I also listened to Tim Ferris’s interview with Neil Degrasse Tyson. There are a few insights that I got from this interview. First, his parents made an effort to take him every week to interesting places – museums, planetarium, baseball games, concerts.
My kids are unlikely to have me take them to baseball games, but I need to make a more proactive effort to expose them to the world around them. I need to set a day each month where I look ahead a month or two and plan our “cultural” life. Neil’s parents did not tell him, you need to be an astrophysicist, they just exposed him and his siblings to the world.

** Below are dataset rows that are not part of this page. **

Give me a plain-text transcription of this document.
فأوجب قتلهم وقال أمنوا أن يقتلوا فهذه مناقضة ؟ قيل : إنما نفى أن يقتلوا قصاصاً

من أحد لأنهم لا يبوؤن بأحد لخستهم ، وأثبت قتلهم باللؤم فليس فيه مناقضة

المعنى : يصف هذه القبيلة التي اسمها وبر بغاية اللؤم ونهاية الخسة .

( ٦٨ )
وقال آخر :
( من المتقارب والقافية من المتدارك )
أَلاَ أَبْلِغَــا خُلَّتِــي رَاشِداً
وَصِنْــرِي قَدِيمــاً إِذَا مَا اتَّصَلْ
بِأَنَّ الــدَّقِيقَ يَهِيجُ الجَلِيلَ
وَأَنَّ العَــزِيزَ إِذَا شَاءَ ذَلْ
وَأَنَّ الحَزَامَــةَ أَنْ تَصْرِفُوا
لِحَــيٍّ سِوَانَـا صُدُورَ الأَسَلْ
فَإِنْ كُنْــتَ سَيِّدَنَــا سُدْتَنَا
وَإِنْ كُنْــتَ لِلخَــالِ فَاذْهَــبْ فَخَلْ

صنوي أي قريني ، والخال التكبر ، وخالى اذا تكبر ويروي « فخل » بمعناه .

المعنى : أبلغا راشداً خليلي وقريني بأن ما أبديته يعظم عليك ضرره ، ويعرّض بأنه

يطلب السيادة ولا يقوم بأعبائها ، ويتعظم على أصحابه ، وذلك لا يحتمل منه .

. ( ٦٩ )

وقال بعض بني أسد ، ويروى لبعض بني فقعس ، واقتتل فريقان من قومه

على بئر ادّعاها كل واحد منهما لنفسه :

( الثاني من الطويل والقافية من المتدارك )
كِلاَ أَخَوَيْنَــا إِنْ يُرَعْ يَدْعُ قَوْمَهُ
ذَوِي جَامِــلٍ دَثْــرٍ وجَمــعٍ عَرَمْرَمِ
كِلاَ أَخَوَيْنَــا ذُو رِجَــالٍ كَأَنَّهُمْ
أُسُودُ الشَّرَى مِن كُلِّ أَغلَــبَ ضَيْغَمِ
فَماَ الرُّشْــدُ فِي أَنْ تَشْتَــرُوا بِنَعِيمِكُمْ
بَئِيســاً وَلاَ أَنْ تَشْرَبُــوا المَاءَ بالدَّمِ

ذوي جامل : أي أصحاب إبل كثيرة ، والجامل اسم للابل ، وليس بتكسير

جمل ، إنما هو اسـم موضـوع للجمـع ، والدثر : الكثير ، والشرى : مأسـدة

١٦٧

Another thing I took out of this interview is that you really have to be careful what you emphasize. Neil did not have good grades in high school. The New Yorker did a profile of him in which they called him “a “mediocre student.” He said (I am recalling from memory here) that the New Yorker was factually correct but wrong in spirit, because though he didn’t have good grades statistically speaking, he had a lot of strong outside interests. He read books about science nonstop; he was president of the science club; he took photos and sold them to newspapers.
The punchline here is that if he had chosen to have perfect grades he’d have had to give up the other interests that were even more important to his education than good grades. Interestingly, despite his mediocre GPA, his achievements outside of the classroom got him into Ivy League schools.
As a parent, there is a such a thing as grades that are good enough. If Hannah chooses to read books instead of getting an A in a class, that is probably better for her in the long run. (She read 55 books in 2019 and apologetically told me that due to the agreement about reading we have, she had “cost” me $500. I told her that was the best $500 I’d ever spent). If she takes to reading comic books instead of getting A’s, though, I may have to rethink this.